I have also made the base classes and interfaces more similar between the Direct3D and OpenGL frameworks. They are not yet at the point where they can be fully exchanged, but the differences have become quite superficial in most cases. One of the biggest problems is that OpenGL and Direct3D don’t use the same shader language. So building an engine that is completely API-agnostic is very difficult. It will require some kind of shader translation step. Even multi-API engines such as Ogre don’t support something like that, so you end up having to rewrite your shaders for the various APIs (and in the case of OpenGL, you also have to make an ARB assembly program version and a GLSL version, if you want to support pre-OpenGL 2.0 hardware, such as Intel DX9-class IGPs). I don’t feel like going down that road anytime soon.
What I do feel like, is playing with realtime controllers on the engine. I have implemented a simple DirectShow-based video-streaming texture, and I’m going to attach that to some kind of GUI, so the video can be positioned in realtime. I also want realtime positioning of objects and such.
Currently I’m working on that with a friend of mine. We’re making the GUI in C#. I had already separated my engine from the main application when I put the engine inside an MFC DLL. I decided to take it one step further, and put the engine itself in a static library, completely independent of MFC or any other kind of windowing API, and then building the MFC DLL around this library. This turned out to be very easy, since I had already separated the engine quite nicely in the earlier DLL process.
Now that I had an independent static engine library, I figured it wouldn’t be that difficult to wrap it in a managed C++ DLL instead of MFC, and then hosting it directly in a WinForm of a C# application. As a result, my code can now run 100% MFC-free. The performance inside the WinForm is also really good, actually slightly faster than the MFC application.
I then started to experiment with wrapping C# objects inside native C++ objects, so that the engine itself could also interact with C# code directly, rather than the engine just being hosted in C# code, but essentially being one-way traffic. The gcroot<> template in managed C++ turned out to be a really nice way to communicate with .NET objects from within native C++. Much simpler than the alternative of hosting your .NET objects inside a COM context.

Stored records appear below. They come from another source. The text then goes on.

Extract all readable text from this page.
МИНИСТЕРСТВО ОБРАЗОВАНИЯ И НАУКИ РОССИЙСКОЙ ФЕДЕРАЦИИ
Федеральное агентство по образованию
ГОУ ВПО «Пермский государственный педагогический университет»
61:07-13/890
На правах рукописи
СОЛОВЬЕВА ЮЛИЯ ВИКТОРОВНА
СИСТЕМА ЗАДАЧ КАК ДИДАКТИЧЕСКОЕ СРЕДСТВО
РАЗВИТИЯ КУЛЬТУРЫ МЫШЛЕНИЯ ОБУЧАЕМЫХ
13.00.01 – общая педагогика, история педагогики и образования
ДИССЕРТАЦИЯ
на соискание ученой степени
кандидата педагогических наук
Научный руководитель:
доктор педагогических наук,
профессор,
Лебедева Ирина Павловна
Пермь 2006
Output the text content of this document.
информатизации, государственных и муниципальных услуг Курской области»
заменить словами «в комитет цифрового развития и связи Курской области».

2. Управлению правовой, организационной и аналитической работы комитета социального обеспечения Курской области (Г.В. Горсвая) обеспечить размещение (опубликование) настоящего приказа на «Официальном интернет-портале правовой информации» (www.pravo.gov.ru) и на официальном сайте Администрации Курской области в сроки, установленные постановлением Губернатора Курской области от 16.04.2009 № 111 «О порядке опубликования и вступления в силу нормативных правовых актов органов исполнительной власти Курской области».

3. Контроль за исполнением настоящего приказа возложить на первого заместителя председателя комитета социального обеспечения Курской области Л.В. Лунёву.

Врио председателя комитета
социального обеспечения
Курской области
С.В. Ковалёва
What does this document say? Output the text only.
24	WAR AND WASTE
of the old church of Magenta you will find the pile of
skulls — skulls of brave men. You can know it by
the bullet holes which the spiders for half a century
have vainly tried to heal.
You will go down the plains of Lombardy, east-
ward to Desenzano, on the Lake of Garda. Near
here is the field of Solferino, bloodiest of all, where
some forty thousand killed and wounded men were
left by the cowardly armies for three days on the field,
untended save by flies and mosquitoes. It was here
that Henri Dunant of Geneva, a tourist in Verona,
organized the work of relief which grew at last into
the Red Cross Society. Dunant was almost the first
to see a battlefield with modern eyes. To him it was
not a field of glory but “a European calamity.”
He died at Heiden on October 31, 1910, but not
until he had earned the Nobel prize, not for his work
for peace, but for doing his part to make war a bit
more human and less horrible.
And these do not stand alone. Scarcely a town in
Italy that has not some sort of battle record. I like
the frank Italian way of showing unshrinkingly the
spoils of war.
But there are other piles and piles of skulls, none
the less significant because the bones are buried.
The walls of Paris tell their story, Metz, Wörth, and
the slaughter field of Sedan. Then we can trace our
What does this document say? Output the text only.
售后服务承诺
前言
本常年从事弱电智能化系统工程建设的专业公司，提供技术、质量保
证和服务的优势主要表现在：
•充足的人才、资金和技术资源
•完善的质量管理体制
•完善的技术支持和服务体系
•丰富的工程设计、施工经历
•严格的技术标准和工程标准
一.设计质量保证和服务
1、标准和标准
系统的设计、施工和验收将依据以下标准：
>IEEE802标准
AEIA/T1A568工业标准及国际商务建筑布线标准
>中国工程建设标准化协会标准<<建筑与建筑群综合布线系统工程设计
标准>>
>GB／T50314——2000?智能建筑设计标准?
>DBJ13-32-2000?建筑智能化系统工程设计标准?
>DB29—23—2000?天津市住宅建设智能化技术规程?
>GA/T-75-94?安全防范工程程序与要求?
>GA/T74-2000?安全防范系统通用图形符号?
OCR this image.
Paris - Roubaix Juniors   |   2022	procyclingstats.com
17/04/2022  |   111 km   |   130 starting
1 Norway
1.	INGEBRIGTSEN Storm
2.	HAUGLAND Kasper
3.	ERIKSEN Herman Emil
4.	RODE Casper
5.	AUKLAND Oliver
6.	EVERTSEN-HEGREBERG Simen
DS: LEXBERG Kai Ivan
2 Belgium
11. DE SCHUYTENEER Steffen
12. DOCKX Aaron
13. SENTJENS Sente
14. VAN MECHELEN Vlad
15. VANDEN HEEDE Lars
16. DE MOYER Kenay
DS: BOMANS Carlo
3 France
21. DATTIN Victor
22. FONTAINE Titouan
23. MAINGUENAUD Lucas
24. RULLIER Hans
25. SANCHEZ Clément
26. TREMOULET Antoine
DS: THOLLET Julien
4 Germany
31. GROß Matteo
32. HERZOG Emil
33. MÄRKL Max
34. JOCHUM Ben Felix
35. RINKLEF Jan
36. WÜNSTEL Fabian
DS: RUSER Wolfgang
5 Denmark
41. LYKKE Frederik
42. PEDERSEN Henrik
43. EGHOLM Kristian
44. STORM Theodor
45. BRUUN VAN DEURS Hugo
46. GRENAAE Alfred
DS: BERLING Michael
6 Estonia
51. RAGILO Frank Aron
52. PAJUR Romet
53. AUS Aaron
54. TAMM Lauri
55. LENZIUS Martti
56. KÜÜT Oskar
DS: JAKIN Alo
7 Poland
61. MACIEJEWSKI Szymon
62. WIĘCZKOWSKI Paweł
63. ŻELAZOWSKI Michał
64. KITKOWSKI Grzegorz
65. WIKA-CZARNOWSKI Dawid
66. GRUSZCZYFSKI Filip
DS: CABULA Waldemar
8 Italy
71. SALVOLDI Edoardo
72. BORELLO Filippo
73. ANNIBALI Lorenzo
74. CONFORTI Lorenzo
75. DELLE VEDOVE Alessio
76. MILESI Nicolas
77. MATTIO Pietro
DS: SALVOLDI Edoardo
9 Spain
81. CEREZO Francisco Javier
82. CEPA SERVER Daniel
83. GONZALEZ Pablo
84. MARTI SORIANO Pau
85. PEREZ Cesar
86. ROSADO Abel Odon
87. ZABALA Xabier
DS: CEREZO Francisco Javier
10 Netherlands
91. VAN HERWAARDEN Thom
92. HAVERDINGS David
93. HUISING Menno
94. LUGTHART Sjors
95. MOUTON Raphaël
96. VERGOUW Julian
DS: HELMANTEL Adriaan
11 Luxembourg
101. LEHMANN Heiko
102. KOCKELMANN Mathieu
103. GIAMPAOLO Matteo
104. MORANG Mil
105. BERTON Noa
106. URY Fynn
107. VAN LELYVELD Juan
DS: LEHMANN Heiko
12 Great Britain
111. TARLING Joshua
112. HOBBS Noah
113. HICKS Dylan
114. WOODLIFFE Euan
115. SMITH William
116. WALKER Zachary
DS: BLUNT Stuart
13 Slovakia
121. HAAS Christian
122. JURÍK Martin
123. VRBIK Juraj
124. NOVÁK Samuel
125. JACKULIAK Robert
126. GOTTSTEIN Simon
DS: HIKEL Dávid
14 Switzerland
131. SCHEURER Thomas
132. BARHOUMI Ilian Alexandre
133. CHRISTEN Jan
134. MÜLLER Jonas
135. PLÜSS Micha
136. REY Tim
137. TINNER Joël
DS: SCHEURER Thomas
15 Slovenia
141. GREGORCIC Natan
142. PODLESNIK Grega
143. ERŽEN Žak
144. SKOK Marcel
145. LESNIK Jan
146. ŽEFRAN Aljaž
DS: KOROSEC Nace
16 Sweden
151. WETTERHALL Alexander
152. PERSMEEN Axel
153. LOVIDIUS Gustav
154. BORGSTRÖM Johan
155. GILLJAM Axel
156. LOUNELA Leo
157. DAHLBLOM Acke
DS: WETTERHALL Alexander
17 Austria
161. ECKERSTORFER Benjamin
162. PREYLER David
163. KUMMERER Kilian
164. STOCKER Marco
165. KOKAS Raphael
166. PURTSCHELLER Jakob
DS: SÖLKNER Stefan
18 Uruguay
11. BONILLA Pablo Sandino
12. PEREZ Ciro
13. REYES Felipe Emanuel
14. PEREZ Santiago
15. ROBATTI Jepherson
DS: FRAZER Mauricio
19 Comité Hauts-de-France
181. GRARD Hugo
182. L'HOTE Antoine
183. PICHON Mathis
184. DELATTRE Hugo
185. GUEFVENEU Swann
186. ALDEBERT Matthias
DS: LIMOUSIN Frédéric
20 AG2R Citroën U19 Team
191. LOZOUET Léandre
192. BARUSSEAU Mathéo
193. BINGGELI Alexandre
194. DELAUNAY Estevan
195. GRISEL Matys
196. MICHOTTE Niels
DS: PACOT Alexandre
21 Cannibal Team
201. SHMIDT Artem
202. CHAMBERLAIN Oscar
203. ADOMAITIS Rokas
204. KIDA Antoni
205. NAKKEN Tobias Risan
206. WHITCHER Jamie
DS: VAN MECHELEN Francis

With the engine cleaned up and refactored quite heavily, and the interoperation with C# working nicely, I will now concentrate mostly on building new functionality, for all sorts of effects and realtime interaction. If there is some time left, I also want to do a remake of Croissant 9 with the new engine. I had already built a basic scene player for the Croissant 9 content, for both OpenGL and Direct3D, since I figured it would be a good way to test the current framework with some actual content, and iron out some bugs. Currently the scenes can be played back from the original XML script, and the original music can be replayed. It is just lacking the effects of the original (blur filter, particles, metaballs, bumpmapping, overlays).
I hope to have some actual visuals to show soon.